Indeed! There are a few parts where I resorted to AI (mainly for the unit tests in libkernel), but I made sure to read through the generated code and that the tests were sane.
Eventually, It'd be amazing to use Moss as my daily driver OS. That means targeting the specific hardware that I have, but in doing so, I hope to build up enough of the abstractions to allow easier porting of hardware.
A more concrete mid-term goal is for it to be 'self-hosting'. By that I mean you could edit the code, download dependencies and compile the kernel from within Moss.
This has been a real help! The ability to easily verify the behavior of certain pieces of code (especially mem management code) must have saved me hours of debugging.
Regarding the async code, sibling posts have addressed this. However, if you want to get a taste of how this is implemented in Moss look at src/sched/waker.rs, src/sched/mod.rs, src/sched/uspc_ret.rs. These files cover the majority of the executor implementation.

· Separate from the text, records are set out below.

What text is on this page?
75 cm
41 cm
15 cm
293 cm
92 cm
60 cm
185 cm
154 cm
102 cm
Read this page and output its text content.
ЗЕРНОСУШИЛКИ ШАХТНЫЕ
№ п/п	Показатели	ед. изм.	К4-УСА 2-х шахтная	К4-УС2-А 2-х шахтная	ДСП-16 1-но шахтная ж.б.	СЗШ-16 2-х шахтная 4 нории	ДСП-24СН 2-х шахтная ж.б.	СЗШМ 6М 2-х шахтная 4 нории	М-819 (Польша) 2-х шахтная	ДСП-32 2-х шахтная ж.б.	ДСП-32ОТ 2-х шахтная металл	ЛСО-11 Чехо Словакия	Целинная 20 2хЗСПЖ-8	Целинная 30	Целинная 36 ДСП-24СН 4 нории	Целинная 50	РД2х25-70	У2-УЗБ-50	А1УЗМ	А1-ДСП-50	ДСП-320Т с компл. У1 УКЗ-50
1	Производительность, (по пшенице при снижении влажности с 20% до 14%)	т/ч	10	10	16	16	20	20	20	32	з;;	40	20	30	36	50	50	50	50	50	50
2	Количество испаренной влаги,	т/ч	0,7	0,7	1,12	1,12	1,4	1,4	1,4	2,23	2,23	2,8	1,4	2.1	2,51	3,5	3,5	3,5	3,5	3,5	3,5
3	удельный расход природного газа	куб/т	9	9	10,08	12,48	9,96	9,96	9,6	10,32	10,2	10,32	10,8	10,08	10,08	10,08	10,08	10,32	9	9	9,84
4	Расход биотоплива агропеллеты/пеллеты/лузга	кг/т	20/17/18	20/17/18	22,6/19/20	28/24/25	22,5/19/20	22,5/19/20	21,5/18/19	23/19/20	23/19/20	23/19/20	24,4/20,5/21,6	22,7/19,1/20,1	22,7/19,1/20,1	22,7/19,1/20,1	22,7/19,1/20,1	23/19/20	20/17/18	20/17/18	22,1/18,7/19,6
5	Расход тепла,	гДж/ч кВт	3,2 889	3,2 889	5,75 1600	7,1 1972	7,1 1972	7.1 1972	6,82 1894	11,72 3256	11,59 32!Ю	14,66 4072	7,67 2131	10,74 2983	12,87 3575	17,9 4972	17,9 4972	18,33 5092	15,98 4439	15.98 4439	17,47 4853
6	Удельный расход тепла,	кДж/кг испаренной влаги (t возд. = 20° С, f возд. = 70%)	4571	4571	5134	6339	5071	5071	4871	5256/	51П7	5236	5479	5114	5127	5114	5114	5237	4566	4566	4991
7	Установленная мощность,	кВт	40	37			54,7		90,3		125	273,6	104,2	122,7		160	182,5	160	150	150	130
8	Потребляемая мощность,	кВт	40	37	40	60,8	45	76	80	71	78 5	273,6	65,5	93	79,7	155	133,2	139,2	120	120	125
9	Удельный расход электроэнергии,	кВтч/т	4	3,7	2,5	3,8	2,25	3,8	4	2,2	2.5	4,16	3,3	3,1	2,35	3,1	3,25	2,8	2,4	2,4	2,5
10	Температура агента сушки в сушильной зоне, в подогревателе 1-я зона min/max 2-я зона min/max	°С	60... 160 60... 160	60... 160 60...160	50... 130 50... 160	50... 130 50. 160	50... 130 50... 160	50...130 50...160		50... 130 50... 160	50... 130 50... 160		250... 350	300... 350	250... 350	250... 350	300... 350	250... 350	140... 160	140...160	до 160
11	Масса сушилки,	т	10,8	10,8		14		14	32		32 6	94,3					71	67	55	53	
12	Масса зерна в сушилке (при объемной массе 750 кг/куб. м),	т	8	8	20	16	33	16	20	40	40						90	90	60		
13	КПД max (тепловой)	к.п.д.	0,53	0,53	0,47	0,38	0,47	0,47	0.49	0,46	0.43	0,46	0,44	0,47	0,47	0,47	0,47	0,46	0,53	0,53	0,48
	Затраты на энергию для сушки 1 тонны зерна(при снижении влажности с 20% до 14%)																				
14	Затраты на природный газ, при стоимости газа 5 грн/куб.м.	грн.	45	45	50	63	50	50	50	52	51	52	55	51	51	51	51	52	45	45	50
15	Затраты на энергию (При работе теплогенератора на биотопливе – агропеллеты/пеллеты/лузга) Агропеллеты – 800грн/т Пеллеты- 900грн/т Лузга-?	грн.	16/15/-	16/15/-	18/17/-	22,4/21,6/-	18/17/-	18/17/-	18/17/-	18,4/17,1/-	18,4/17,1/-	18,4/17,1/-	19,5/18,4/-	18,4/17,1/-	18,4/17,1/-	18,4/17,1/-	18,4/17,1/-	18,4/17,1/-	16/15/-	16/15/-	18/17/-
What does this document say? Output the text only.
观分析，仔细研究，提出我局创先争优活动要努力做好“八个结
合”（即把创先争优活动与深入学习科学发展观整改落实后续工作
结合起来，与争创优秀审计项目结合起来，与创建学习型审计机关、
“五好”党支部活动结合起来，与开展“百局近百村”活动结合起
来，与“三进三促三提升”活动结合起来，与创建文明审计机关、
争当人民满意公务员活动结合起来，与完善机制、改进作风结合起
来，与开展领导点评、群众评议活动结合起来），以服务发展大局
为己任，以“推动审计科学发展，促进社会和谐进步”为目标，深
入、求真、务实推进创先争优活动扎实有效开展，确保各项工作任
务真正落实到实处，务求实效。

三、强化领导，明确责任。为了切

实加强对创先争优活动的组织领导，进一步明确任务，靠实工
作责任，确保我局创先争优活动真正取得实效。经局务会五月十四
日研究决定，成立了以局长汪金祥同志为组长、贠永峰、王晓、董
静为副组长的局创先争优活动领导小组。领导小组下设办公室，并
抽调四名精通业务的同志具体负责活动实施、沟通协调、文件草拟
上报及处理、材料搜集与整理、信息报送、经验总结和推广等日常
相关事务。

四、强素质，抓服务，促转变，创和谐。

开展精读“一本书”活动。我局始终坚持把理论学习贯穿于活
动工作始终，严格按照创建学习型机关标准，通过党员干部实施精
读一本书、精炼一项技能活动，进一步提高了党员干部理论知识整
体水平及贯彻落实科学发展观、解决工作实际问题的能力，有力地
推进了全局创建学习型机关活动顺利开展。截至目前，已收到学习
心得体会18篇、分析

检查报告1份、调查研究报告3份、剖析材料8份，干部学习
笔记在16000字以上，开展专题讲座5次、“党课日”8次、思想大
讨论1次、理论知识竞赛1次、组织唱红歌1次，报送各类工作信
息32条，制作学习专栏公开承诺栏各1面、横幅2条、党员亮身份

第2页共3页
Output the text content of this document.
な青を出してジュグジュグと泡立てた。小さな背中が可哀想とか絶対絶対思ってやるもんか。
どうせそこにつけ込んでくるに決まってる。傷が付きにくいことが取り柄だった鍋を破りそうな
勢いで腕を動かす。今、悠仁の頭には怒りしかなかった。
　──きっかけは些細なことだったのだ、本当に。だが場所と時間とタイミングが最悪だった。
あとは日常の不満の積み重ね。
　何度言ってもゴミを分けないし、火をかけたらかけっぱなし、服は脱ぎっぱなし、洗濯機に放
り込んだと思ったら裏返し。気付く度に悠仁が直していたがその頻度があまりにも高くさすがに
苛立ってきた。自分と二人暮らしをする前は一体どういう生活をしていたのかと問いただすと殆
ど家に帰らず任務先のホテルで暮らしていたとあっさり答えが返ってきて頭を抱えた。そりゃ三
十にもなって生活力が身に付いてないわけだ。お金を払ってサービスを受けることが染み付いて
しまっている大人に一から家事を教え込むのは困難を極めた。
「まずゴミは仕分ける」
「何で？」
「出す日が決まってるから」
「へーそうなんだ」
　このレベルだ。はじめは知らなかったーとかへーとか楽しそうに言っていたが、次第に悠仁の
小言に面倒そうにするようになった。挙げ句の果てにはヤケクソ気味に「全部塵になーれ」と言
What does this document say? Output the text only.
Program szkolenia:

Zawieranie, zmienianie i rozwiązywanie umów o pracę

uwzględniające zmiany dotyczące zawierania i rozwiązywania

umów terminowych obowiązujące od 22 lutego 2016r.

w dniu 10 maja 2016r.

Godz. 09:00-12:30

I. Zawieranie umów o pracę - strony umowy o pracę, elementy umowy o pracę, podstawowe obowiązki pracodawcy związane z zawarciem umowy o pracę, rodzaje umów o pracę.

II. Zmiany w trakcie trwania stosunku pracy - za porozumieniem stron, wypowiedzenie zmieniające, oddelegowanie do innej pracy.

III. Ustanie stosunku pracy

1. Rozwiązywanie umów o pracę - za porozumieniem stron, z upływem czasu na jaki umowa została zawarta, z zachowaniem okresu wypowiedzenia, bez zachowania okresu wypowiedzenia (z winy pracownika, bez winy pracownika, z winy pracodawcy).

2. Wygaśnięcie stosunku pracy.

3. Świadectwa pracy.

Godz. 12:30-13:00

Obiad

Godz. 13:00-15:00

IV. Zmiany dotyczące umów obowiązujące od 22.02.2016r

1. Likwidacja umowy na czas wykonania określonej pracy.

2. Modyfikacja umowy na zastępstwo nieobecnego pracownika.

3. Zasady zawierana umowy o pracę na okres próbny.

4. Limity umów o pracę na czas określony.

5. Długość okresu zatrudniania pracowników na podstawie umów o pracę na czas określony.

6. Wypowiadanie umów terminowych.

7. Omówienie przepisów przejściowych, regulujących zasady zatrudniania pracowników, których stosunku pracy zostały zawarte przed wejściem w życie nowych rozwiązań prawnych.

For the past 8 months, or so, I've been working on a project to create a Linux-compatible kernel in nothing but Rust and assembly. I finally feel as though I have enough written that I'd like to share it with the community!
I'm currently targeting the ARM64 arch, as that's what I know best. It runs on qemu as well as various dev boards that I've got lying around (pi4, jetson nano, AMD Kria, imx8, etc). It has enough implemented to run most BusyBox commands on the console.
Major things that are missing at the moment: decent FS driver (only fat32 RO at the moment), and no networking support.